Scheifele led Winnipeg during the regular season with 63 points (21 goals, 42 assists) in 56 games, and scored five points (two goals, three assists) in five playoff games. He was suspended by the NHL Department of Player Safety for charging Jake Evans after the Canadiens forward scored an empty-net goal with 53 seconds remaining in Game 1. Scheifele, who received a major penalty for charging and a game misconduct, would be eligible to return in Game 6, if necessary; Evans has a concussion and is out indefinitely.
With veteran center Paul Stastny also uncertain for Game 3, having missed the first two games of the series with an undisclosed injury, Dubois knows the spotlight on him is increasing, partly because he led the Blue Jackets in the playoffs last season with 10 points (four goals, six assists) in 10 games, including four points (three goals, one assist) in five games during a win against the Toronto Maple Leafs in the best-of-5 Stanley Cup Qualifiers.
"A big part of my game is just skating, getting my legs going," Dubois said. "Last year in the postseason was last year and this year is this year. For me, it's just getting to my game of moving out there, creating space for my wingers, creating space for the defensemen, going to the net, trying to attract guys to me and give time and space for everybody out there with me."

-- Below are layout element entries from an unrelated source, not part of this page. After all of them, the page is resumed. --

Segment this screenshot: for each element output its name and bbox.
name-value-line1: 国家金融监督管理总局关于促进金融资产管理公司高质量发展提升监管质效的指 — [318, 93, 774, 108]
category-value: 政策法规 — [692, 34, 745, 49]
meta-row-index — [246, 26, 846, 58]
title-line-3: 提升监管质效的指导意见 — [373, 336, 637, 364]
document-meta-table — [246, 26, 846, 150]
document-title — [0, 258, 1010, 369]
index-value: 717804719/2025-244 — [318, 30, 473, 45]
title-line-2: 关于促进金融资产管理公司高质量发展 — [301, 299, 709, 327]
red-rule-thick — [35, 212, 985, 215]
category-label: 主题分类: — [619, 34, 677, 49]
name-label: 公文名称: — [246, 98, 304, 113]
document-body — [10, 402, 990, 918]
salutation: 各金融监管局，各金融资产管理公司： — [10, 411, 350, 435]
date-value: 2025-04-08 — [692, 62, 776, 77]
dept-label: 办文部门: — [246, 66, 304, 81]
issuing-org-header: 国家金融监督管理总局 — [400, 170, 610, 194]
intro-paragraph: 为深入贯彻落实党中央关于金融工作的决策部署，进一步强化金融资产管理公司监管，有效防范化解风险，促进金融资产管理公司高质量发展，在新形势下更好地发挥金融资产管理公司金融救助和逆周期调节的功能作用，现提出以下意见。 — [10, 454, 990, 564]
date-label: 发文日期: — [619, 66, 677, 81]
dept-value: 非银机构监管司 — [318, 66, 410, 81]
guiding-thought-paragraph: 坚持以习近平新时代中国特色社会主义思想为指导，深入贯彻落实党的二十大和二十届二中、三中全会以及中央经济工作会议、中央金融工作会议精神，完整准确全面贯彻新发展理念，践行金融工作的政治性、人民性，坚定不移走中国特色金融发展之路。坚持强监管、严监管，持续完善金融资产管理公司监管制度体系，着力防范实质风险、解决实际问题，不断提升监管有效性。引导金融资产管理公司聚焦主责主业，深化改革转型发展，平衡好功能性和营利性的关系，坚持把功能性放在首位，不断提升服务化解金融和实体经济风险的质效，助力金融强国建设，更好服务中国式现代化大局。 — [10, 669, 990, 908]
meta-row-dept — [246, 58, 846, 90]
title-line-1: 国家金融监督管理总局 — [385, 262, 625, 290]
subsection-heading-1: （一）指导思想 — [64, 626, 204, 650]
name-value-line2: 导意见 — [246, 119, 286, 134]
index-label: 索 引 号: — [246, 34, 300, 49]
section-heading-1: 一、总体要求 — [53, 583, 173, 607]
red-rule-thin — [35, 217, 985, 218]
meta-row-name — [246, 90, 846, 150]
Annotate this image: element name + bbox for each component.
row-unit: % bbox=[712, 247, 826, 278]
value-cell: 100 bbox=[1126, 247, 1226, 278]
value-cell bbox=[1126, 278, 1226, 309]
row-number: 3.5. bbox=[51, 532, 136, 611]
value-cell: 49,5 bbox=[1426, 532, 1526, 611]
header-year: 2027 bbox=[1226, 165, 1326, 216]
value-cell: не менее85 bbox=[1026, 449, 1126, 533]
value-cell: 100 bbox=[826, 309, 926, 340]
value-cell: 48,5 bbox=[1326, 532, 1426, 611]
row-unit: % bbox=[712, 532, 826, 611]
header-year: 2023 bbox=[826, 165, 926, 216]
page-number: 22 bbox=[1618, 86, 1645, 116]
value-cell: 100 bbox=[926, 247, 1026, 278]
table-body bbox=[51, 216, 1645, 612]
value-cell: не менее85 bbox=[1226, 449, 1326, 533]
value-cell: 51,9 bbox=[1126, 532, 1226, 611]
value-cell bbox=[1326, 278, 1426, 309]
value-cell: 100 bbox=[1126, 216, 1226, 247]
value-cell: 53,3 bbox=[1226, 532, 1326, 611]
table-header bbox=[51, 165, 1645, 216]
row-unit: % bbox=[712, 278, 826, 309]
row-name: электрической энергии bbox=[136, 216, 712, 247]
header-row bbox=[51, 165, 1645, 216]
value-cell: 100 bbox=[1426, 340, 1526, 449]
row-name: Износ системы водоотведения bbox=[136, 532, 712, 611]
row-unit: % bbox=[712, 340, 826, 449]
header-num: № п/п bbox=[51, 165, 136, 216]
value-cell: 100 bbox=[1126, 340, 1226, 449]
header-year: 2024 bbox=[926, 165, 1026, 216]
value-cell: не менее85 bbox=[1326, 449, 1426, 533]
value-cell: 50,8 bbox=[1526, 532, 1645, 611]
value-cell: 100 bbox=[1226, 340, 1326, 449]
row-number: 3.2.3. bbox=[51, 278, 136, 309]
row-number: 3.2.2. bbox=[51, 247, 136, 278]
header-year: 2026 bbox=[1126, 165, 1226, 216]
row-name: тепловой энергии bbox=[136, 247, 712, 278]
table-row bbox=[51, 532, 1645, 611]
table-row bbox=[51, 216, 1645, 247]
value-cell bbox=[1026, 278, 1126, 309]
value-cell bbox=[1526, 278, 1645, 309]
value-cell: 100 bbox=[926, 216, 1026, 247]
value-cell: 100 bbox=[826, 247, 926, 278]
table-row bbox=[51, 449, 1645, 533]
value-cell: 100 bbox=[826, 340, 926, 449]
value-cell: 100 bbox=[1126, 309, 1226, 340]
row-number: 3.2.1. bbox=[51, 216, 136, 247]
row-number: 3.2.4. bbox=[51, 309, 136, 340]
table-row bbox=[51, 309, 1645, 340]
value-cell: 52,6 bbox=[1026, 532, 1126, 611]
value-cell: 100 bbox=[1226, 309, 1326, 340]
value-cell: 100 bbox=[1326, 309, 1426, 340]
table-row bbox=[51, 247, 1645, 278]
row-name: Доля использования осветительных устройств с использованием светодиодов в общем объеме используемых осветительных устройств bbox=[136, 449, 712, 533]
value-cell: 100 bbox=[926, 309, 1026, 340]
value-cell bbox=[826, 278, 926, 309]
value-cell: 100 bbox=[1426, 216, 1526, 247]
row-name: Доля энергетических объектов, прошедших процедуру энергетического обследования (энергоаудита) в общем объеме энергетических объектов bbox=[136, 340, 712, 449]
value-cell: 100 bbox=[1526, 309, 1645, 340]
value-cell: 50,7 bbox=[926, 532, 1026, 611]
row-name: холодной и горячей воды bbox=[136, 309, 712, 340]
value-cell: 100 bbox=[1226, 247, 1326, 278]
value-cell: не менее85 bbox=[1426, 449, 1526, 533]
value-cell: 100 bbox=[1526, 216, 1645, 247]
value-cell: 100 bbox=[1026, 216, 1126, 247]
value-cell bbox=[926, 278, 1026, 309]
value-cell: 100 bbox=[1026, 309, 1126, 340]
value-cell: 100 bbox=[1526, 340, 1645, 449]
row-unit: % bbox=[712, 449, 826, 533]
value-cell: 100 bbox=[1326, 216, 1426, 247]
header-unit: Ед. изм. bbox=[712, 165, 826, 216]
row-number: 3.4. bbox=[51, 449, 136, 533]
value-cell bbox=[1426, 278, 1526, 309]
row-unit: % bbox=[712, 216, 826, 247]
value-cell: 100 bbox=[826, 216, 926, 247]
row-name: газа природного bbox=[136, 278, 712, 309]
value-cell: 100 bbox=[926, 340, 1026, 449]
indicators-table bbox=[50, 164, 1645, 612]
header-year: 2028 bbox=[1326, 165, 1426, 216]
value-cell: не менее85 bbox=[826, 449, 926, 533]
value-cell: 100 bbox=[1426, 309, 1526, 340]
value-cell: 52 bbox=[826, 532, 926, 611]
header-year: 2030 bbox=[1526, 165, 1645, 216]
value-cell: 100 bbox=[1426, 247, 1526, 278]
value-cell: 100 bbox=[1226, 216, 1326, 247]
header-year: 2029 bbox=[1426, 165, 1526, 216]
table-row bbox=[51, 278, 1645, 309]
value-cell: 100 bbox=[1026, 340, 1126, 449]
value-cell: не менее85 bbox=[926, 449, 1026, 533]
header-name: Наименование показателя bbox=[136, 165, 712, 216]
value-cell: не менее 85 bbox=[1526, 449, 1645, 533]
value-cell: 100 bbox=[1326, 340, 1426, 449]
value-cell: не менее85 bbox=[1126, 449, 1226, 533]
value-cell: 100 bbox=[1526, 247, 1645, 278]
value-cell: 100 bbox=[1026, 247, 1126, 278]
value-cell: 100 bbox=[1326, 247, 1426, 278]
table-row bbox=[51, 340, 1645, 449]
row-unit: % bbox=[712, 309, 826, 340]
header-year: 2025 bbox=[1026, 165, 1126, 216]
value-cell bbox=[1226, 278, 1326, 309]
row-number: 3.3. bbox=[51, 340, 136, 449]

Coach Paul Maurice said he believes Dubois' size (6-foot-2, 205 pounds), mobility and physicality are tools made for the playoffs.
"That's something he can build on," Maurice said. "It's not just finishing checks and those kind of things, he can take people to the net. He was really good in that series [against Toronto]. I don't know if you've noticed this, though. If you play Toronto, things tend to get magnified. It's just a thought. I don't know if I can prove that. He was good in that series and physically dominant. We think he can do some things that use speed and size with the puck. We saw pieces of that. We think he can get to the net."
The difficulty in that increases for Game 3, when the Canadiens will have the last change on home ice.
"[Dubois will have] more minutes against what will be a heavier shutdown line," Maurice said. "That didn't really happen very much here in the first two [games]; it's going to happen more in the next two. And then, in as much as we win our first two games of the Edmonton series and Mark's not on the board for those, you don't give anything up. And at some point you've got to be one better than the line you're playing against. That's all."
Dubois said patience will be the key for himself and for the Jets to make progress from being behind in the series.
"I thought [in Game 2] we had some good looks, we had some good chances," he said. "We missed some shots, but when you're playing against a top goalie (Carey Price), you can't lose confidence in shooting the puck. I thought we really brought the pressure there in the second half of the game, in the last two periods. When you do that, I think it's a recipe for success.
"Obviously we didn't win yesterday, but if you're applying pressure like that, getting shots off like that, more often than not you're going to be happy with the result."